[CSDb] - User Forums

You are not logged in - nap

CSDb User Forums

Forums > C64 Coding > Sorting

2007-10-08 16:08

Oswald

Registered: Apr 2002
Posts: 5126

Sorting

are sorters really so slow in games? :) I have made my unrolled version for my theoretical game (;), and it takes 132 rlines to sort 32 numbers o_O worst case is ~200 lines. tho when its the case of 4 numbers have to be swapped only it does the job in ~10 lines. wastes a lot of memory but I like it :)

... 193 posts hidden. Click here to view all posts....

2017-09-18 12:25

ChristopherJam

Registered: Aug 2004
Posts: 1423

re. SKW etc: Ooh, dangerous! So I think we're up to around 10k for the PHA routines now?

Will have to see if that can be sanely(!) combined with my thinking from today:

I managed to trim two cycles off the populate routine by switching to just using even numbers for the actor IDs (can interleave most of the data tables), and using a section of the stack to store Y values interleaved with actor IDs.

    ldx bucketK+1
    ldy newBranchTableValue,x
    sty bucketK+1
    pla ; grab this actor's index
    sta bucketK+3,y       ;21

    pla ; grab next Yvalue
    sta *+4
    jmp (jumptable)       ;11

(I was going to read the actor ID out of one of the CIA timers while pulling Y value off the stack, but realised that the timer will be counting down while the stack address increases, so had to abandon that idea).

so, 220*3+41*32=1972 cycles, 61.6 per actor, 31.3 raster lines :)

2017-09-18 12:26

ChristopherJam

Registered: Aug 2004
Posts: 1423

Quoting Trash

...1400 cycles...

!!!

2017-09-18 13:27

Rastah Bar
Account closed

Registered: Oct 2012
Posts: 336

Quoting ChristopherJam

I managed to trim two cycles off the populate routine by switching to just using even numbers for the actor IDs (can interleave most of the data tables), and using a section of the stack to store Y values interleaved with actor IDs.
so, 220*3+41*32=1972 cycles, 61.6 per actor, 31.3 raster lines :)

Awesome!
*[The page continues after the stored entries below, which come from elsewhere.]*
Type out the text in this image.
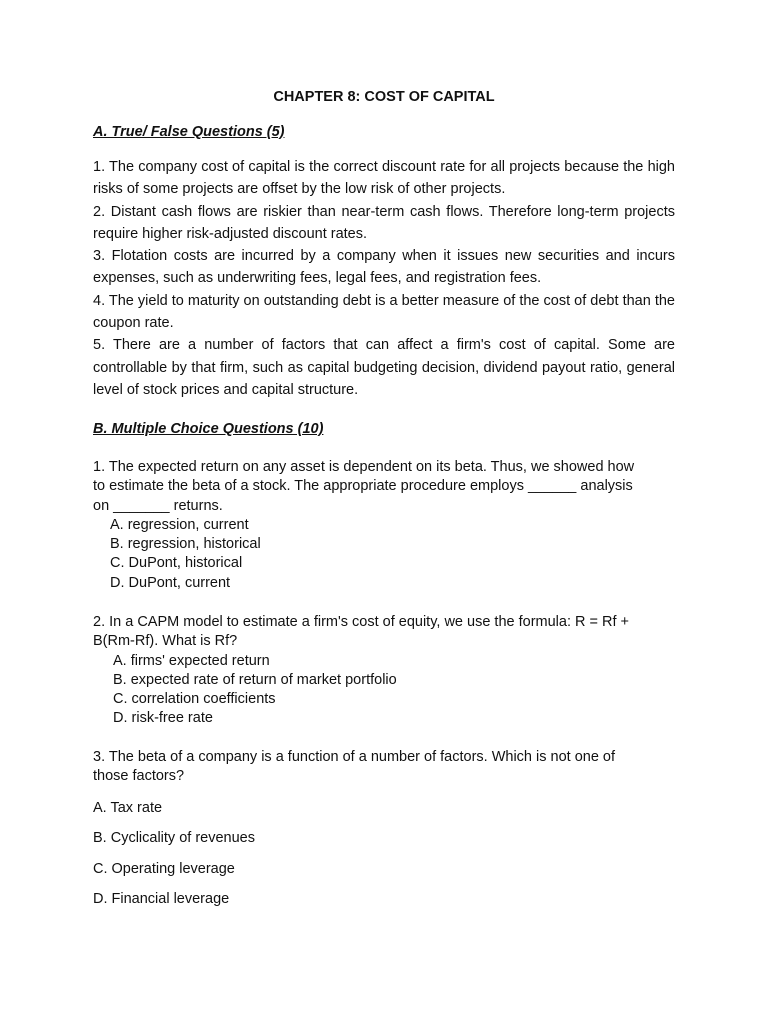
CHAPTER 8: COST OF CAPITAL
A. True/ False Questions (5)

1. The company cost of capital is the correct discount rate for all projects because the high risks of some projects are offset by the low risk of other projects.

2. Distant cash flows are riskier than near-term cash flows. Therefore long-term projects require higher risk-adjusted discount rates.

3. Flotation costs are incurred by a company when it issues new securities and incurs expenses, such as underwriting fees, legal fees, and registration fees.

4. The yield to maturity on outstanding debt is a better measure of the cost of debt than the coupon rate.

5. There are a number of factors that can affect a firm's cost of capital. Some are controllable by that firm, such as capital budgeting decision, dividend payout ratio, general level of stock prices and capital structure.

B. Multiple Choice Questions (10)

1. The expected return on any asset is dependent on its beta. Thus, we showed how

to estimate the beta of a stock. The appropriate procedure employs ______ analysis

on _______ returns.

A. regression, current

B. regression, historical

C. DuPont, historical

D. DuPont, current

2. In a CAPM model to estimate a firm's cost of equity, we use the formula: R = Rf +

B(Rm-Rf). What is Rf?

A. firms' expected return

B. expected rate of return of market portfolio

C. correlation coefficients

D. risk-free rate

3. The beta of a company is a function of a number of factors. Which is not one of

those factors?

A. Tax rate
B. Cyclicality of revenues
C. Operating leverage
D. Financial leverage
Less than 1 raster per actor :-)
I actually thought of that as well, but won't that cost you somewhere else? I mean you have to write updated Y values to the stack in that form and maybe that is more costly than writing them non-interleaved? But perhaps not when you use unrolled code ...

2017-09-18 13:41

Rastah Bar
Account closed

Registered: Oct 2012
Posts: 336

Quote: I dont think this is really exactly what you guys are discussing but I suggest you all to have a look at the sortingroutines used in Time Machine, I have been given an explanation but I don't really understand how it works. I have code that sorts 32 elements just shy of 1400 cycles (if I remember correctly) with a constant speed using the explanation I was given, since it's HCLs I wont share it without his explicit permission but dropping a hint on where to look must be forgiven.

Since it is Time Machine, it must be ahead of us :-)

Very likely I won't understand that code without any thorough explanation, but is it for the same range of Y values (number of buckets)? And can multiple actors have the same Y values?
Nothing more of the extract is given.